NIU misspent $100,000

By Louise M. Koryta and Mike Solley

Lack of fiscal review by the NIU Physical Plant led to cost overruns during the remodeling of former NIU president Clyde Wingfield’s house, according to a report by the Illinois Auditor General.

The report, released Wednesday, indicated NIU misspent thousands of dollars for the remodeling. The total cost for remodeling, refurnishing and renovation of the house was estimated to be more than $100,000, the report stated.

Lyle Manock, auditing manager for the auditor general, said review of the projects while they were in progress would have prevented cost overruns. The report stated NIU did not require cost estimates by the Physical Plant for the remodeling project.

“They (the Physical Plant) don’t have a system to deter costs. A good plan would have prevented it (overspending) from happening,” Manock said. For instance, 80 percent of the interior of the house was repainted three times due to changes in plans, he added. The cost of repainting was estimated to be more than $18,000.

In addition, Manock said work orders for labor and material were not checked regularly, he said. “In general, there is no system to regulate the review of work orders,” Manock added.

Conrad Miller was assistant director of the physical plant during the presidential home remodeling. Miller said the work was done by the Physical Plant because “we were responding to the university (priorities) at the time by doing what work had to be done.” The remodeling procedure was “probably not followed as closely as it is today,” Miller said.

“NIU has a remodeling request form,” Miller said. He said the form is used for all projects to describe the project and its costs. “Today, we are much more cautious” about following what is going on, he said.

The report also stated NIU needs to adopt more controls within its departments to govern large projects. Miller said he believes NIU has “a good system” with the request forms “to prevent (something like the Wingfield episode) from happening in the future.”

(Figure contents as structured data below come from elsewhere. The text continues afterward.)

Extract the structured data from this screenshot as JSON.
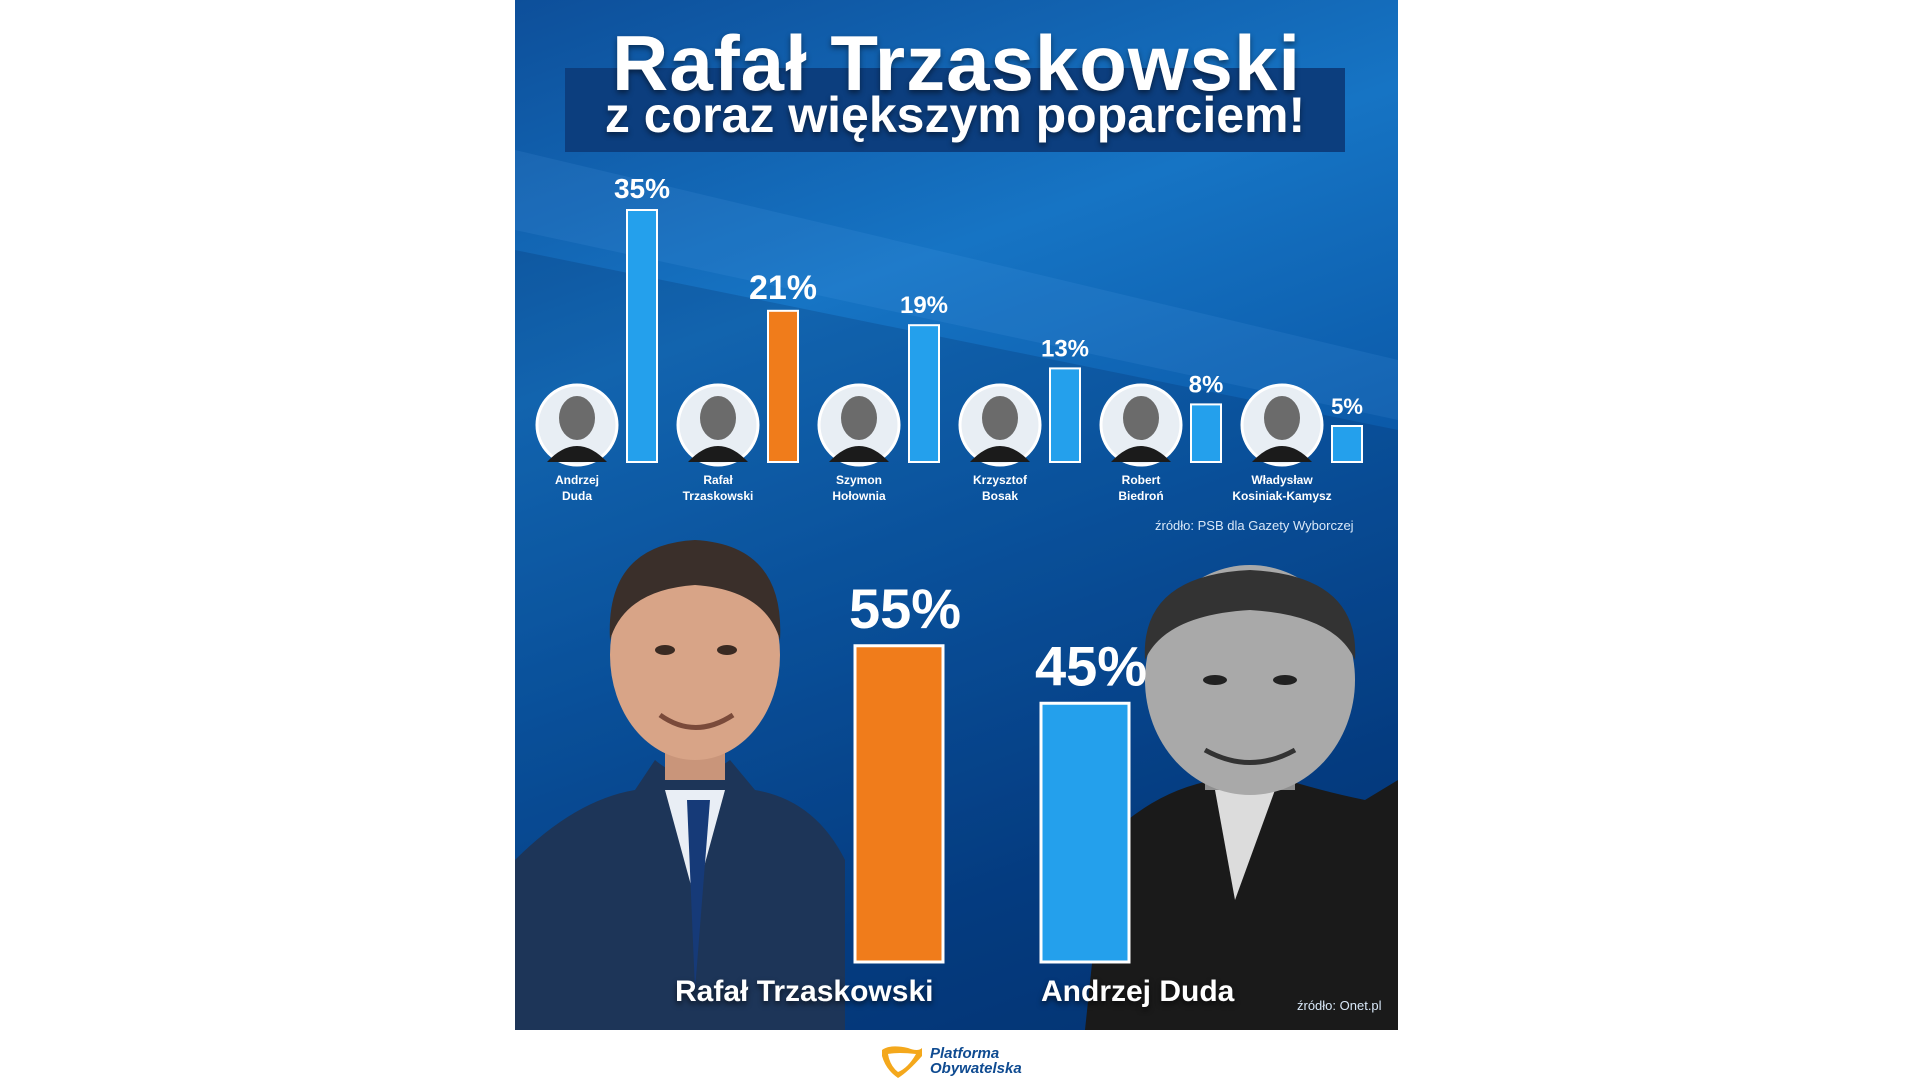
{
  "title_line1": "Rafał Trzaskowski",
  "title_line2": "z coraz większym poparciem!",
  "colors": {
    "highlight": "#f07c1b",
    "bar": "#24a0ec",
    "background": "#0b5aa9"
  },
  "chart_data": [
    {
      "type": "bar",
      "categories": [
        "Andrzej Duda",
        "Rafał Trzaskowski",
        "Szymon Hołownia",
        "Krzysztof Bosak",
        "Robert Biedroń",
        "Władysław Kosiniak-Kamysz"
      ],
      "category_lines": [
        [
          "Andrzej",
          "Duda"
        ],
        [
          "Rafał",
          "Trzaskowski"
        ],
        [
          "Szymon",
          "Hołownia"
        ],
        [
          "Krzysztof",
          "Bosak"
        ],
        [
          "Robert",
          "Biedroń"
        ],
        [
          "Władysław",
          "Kosiniak-Kamysz"
        ]
      ],
      "values": [
        35,
        21,
        19,
        13,
        8,
        5
      ],
      "value_labels": [
        "35%",
        "21%",
        "19%",
        "13%",
        "8%",
        "5%"
      ],
      "highlight": "Rafał Trzaskowski",
      "source": "źródło: PSB dla Gazety Wyborczej"
    },
    {
      "type": "bar",
      "categories": [
        "Rafał Trzaskowski",
        "Andrzej Duda"
      ],
      "values": [
        55,
        45
      ],
      "value_labels": [
        "55%",
        "45%"
      ],
      "highlight": "Rafał Trzaskowski",
      "source": "źródło: Onet.pl"
    }
  ],
  "logo": {
    "line1": "Platforma",
    "line2": "Obywatelska"
  }
}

Physical Plant Director John Harrod said he has not had a chance to review all the facts concerning the remodeling. “I am interested in seeing whether state and university regulations were followed,” he said.

State Sen. Patrick Welch, D-Peru, said the results of the report validate his claims of financial discrepancies concerning the Wingfield house. “The (NIU) budget is now under more scrutiny by the legislature than in the past,” Welch said. The houses for all state university presidents now are examined more closely as a result of the Wingfield episode, he said.

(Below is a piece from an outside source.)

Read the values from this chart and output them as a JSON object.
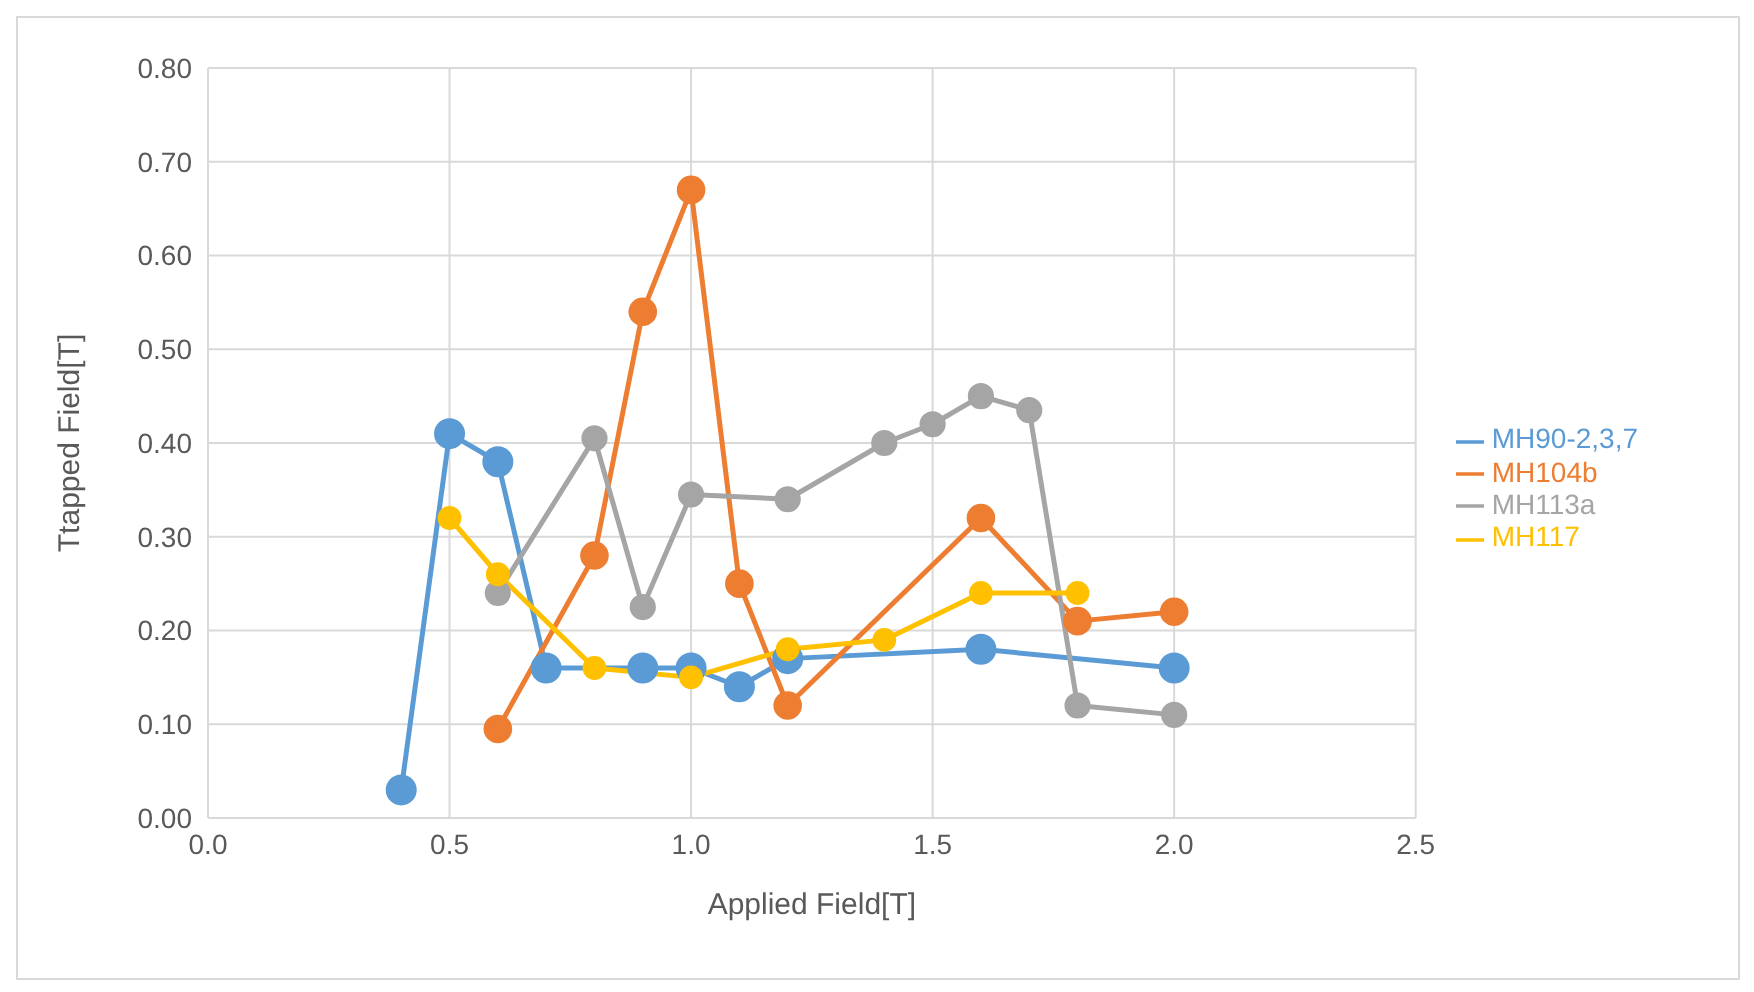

Another concern of the report was that NIU does not restrict computer access to budget information, leaving open the possibility for fraud. Manock said the university is lucky no such fraud has occurred yet.

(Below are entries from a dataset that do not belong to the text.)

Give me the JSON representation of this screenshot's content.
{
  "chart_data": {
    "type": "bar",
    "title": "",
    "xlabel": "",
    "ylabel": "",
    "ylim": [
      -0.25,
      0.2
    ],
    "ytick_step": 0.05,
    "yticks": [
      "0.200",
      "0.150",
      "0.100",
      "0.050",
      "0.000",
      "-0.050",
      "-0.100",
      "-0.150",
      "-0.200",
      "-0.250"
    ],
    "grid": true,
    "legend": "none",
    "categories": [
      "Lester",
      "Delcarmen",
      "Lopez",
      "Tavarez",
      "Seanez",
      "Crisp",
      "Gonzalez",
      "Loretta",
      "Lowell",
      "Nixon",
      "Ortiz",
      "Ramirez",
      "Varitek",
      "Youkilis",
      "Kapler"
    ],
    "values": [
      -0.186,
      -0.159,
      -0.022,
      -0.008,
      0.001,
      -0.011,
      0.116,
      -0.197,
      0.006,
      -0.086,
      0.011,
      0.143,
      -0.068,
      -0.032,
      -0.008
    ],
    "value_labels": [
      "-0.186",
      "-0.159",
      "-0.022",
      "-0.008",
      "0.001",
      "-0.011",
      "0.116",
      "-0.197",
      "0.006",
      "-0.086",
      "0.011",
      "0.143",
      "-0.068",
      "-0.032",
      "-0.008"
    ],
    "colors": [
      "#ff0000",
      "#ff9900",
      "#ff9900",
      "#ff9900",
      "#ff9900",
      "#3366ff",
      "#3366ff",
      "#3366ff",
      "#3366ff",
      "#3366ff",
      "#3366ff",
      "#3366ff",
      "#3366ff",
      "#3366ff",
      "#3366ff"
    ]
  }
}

The report also indicated NIU violated the State Finance Act by allowing the NIU Foundation to retain revenue from the sale of football skybox tickets. The act requires all but certain exempt funds to be deposited in the state treasury, Manock said. “Skybox ticket money is not exempt,” he said.

Northern Star Adviser Jerry Thompson said the auditor general’s report “vindicates us from charges made by some people that the Star was sensationalizing and being unfair.” “The report legitimizes the hard work that went into uncovering the whole thing,” he said.

Northern Star articles appeared during the spring of 1986 which revealed the costs for the renovation and furnishing of the presidential home and the presidential inauguration.

Mary Dunne, secretary for the Legislative Audit Commission, a board of six state representatives and six state senators, said the group will schedule a hearing to review the report at its next meeting.